Ellerinizden Öperim
14 KASIM 2004
Her zaman denk düşmez. Bugünkü yazımız Bayramın birinci gününe geldi. İletişimin temelini oluşturan değerlerimizi hatırlamak için büyük fırsat. Ben Bayramlarda ‘kaçış’ histerisine kapılanlardan değilim. İstanbul’da kalırım. 25 senedir de birinci günde 80’inini devirmiş olmasına rağmen ailenin seren direği gibi dimdik ayakta duran Kayınvalidem Aliye Bermek Hanımın elini öpmeye gideriz. Herkes birbirinin elini öper. Eskiden ben daha çok el öpenler cenahındaydım. Şimdilerde benim elimi öpenler de giderek çoğalıyor. Utanır öptürmezdim elimi. Şimdilerde öptürüyorum. Öpenlere de az ya da çok harçlık veriyorum. Bu vesile ile yaşları tüm benden büyük okurlarımın ellerinden, küçük okurlarımın da gözlerinden saygıyla öperim.
Azı karar çoğu zarar...
Şimdiye kadar hiçbir filmin tanıtımı bu kadar mükemmel yapılmadı. İşin içine Uzanlar’ın girmiş olması nedeniyle GORA’nın insan önüne çıkmasının gecikmesi bile filmin tanıtımına yaradı.
Gönderilen tanıtım dosyalarını Hollywood örnek almalı. Onların sıradanlaşmış, can sıkıcı basın dosyalarıyla çağ farkı var. Herkes GORA’dan söz ediyor. Sezona giriş tarihi çok iyi ayarlanmış. Bilet bulmak sanki bir ayrıcalık. TV’lerde gösterilen fragmanların vaadi olağanüstü...

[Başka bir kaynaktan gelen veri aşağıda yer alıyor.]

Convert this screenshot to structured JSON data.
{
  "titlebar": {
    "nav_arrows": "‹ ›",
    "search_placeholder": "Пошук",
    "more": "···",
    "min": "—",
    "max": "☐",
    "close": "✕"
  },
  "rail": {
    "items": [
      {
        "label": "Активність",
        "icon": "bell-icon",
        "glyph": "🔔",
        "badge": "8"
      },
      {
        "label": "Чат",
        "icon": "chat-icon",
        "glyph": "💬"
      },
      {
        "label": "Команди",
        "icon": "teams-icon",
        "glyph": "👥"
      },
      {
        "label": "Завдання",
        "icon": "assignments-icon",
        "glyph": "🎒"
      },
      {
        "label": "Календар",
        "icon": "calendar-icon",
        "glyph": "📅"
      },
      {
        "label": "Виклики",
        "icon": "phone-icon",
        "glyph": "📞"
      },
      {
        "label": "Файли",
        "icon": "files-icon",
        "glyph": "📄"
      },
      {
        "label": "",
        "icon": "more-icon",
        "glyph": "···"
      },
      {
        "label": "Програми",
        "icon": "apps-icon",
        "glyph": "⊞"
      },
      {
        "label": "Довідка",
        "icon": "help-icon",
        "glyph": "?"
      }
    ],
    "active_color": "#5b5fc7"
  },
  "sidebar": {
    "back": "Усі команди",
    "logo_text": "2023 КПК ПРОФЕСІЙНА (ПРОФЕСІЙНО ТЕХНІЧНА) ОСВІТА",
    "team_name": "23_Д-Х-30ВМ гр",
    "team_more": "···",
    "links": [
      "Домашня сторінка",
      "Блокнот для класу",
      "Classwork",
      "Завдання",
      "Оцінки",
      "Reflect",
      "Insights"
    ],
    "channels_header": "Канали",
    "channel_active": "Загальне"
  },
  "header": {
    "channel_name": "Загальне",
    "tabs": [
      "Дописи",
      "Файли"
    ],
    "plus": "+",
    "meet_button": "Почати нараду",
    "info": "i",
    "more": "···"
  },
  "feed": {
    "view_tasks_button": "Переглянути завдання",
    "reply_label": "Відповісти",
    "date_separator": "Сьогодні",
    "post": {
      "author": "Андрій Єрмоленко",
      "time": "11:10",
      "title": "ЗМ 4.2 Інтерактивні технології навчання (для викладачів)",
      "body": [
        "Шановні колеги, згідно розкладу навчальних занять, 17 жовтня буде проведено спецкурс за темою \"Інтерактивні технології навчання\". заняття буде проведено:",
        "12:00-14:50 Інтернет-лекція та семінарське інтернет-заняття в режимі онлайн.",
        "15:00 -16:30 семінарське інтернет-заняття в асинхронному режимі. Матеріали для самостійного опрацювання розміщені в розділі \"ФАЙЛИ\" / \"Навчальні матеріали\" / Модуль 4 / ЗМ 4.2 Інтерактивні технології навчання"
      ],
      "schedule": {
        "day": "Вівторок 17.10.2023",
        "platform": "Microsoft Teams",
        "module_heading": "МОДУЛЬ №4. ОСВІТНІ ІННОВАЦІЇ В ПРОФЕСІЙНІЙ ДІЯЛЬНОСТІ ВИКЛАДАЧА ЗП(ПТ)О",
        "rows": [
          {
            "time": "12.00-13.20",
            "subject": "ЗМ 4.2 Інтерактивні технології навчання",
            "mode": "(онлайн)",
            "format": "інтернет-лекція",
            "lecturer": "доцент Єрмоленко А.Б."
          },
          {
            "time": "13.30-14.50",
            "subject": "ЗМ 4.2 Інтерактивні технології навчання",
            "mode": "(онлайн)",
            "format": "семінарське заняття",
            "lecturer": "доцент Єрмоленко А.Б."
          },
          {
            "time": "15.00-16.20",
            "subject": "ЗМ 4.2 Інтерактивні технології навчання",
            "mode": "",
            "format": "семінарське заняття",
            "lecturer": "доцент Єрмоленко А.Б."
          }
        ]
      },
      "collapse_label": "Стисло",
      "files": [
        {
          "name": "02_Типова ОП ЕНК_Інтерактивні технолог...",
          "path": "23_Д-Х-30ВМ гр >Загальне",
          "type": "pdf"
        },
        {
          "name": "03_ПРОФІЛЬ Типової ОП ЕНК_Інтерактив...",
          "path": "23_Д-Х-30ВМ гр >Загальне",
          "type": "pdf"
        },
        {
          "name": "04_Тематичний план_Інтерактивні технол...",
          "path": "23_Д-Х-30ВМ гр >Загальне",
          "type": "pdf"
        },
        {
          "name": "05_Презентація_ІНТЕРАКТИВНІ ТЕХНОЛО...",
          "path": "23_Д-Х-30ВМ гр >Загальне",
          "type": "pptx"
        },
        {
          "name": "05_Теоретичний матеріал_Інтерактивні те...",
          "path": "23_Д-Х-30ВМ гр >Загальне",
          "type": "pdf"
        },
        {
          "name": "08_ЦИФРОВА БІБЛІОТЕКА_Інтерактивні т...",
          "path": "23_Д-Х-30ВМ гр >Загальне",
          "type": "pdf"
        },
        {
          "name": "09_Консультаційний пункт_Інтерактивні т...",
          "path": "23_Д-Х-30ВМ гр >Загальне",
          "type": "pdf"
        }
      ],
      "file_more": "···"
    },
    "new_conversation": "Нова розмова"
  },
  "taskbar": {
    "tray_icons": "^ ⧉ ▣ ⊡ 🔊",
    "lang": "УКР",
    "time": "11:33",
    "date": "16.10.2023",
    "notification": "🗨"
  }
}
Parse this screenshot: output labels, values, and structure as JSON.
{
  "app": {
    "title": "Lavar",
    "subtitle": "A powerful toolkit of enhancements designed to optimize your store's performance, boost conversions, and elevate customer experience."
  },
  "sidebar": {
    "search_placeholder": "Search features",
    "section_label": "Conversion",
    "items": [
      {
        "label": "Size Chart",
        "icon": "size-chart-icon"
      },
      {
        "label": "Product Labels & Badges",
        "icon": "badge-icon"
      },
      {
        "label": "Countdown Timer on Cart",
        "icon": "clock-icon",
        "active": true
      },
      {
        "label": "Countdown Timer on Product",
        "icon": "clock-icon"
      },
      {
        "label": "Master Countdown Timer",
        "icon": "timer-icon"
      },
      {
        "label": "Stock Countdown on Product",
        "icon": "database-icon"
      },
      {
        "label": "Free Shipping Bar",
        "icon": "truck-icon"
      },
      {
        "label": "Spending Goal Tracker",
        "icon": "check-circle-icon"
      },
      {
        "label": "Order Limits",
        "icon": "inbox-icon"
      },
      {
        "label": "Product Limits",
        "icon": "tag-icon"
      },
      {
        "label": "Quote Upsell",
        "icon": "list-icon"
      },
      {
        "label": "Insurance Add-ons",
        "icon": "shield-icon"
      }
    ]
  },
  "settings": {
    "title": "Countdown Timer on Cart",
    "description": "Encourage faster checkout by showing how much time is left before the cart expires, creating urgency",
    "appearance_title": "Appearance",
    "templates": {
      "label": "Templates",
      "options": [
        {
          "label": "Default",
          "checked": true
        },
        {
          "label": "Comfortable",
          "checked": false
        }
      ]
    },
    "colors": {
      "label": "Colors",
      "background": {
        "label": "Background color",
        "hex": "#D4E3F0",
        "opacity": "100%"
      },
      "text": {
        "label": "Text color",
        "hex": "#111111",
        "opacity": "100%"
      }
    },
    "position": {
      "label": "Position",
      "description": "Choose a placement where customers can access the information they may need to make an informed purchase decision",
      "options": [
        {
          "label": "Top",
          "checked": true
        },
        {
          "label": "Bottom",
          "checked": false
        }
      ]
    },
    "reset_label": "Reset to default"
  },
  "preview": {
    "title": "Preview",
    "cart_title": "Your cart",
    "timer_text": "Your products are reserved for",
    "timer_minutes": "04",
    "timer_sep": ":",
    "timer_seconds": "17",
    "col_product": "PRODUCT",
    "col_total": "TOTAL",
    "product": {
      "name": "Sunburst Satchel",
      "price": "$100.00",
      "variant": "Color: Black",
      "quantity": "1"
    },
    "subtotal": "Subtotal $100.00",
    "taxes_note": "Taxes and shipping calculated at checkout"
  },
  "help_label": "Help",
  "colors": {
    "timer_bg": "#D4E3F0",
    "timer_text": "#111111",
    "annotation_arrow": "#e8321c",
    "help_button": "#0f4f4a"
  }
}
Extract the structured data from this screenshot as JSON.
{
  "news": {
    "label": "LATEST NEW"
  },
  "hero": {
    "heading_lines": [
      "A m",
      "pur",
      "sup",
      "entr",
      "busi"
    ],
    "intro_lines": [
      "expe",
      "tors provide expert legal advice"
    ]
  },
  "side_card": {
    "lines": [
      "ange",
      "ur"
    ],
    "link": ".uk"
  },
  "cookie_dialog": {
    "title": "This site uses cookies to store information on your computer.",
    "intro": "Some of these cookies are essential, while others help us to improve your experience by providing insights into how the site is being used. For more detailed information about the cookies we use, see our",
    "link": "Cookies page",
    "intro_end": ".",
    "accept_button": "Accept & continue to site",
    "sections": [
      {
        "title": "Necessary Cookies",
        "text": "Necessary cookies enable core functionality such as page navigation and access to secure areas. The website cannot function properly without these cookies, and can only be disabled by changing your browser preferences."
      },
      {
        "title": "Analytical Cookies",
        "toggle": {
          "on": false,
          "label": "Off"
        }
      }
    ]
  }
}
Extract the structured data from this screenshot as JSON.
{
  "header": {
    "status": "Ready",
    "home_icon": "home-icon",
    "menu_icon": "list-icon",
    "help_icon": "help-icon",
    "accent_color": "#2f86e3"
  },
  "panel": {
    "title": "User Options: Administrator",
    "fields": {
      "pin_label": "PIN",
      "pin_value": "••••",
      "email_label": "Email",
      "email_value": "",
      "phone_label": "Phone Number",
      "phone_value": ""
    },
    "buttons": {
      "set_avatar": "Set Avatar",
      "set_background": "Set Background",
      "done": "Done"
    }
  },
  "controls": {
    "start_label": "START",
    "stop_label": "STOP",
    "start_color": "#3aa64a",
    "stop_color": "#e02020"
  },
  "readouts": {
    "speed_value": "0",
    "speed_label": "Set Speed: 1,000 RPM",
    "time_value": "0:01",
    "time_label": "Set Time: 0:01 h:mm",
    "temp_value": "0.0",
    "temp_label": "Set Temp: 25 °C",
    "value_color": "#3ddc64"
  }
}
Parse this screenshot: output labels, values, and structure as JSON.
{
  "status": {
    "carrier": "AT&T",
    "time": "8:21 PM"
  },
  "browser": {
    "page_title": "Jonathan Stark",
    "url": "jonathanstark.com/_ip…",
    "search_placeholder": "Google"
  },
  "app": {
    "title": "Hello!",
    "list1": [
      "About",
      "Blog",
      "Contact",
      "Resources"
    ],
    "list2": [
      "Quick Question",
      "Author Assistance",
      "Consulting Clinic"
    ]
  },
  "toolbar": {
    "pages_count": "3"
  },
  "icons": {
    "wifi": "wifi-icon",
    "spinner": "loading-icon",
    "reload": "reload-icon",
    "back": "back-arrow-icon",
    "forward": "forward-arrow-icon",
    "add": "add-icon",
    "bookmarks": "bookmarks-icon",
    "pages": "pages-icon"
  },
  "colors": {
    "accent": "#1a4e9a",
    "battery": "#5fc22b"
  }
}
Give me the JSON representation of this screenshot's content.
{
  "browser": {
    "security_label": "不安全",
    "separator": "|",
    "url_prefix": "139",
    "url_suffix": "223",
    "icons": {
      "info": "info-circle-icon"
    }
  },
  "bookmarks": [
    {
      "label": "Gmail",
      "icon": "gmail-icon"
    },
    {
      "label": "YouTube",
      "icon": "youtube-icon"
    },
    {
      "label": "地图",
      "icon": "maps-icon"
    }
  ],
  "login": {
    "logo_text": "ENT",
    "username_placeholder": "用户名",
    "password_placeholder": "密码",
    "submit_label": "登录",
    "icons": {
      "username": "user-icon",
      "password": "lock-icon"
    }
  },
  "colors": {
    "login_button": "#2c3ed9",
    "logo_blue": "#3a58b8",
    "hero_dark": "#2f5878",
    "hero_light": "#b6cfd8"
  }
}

İşte bütün tehlike de burada başlıyor. İletişimde çıtayı ve dolayısıyla beklentiyi o kadar yukarıya çektiler ki, sonuç her an hüsran olmaya aday. Ürünle yaratılan beklenti arasında uyum olmazsa, ürün hak etmediği düzeyde olumsuz bir tepki alabiliyor. Tüm zamanların en çok gişe yapması bekleniyor... Ya yapmazsa?... Yazık değil mi, son derece itina ile hazırlanmış bu filme. Beklentiyi bu kadar yukarı çekmeselerdi, eminim aynı film hem daha çok beğenilecek, hem de daha çok iş yapacaktı. Umarım bu güzel filme emeğini ve ümidini bağlamış olanlar, sadece iletişim yanlış yönetildi diye düş kırıklığına uğramazlar... Çünkü biliyoruz ki her şeyin fazlası yanlıştır... İletişimin bile...
Demedi demeyin!
Danışma Kurulu’nda sektörden pek çok değerli arkadaşımız ile birlikte görev aldığım ve hasbelkader bir konferansla ile katılacağım için, tarafım. Yani ‘Marketingist’ Pazarlama Fuar ve Konferansları konusunda sübjektifim. Bu yüzden konuyu biraz abartıyor olabilirim.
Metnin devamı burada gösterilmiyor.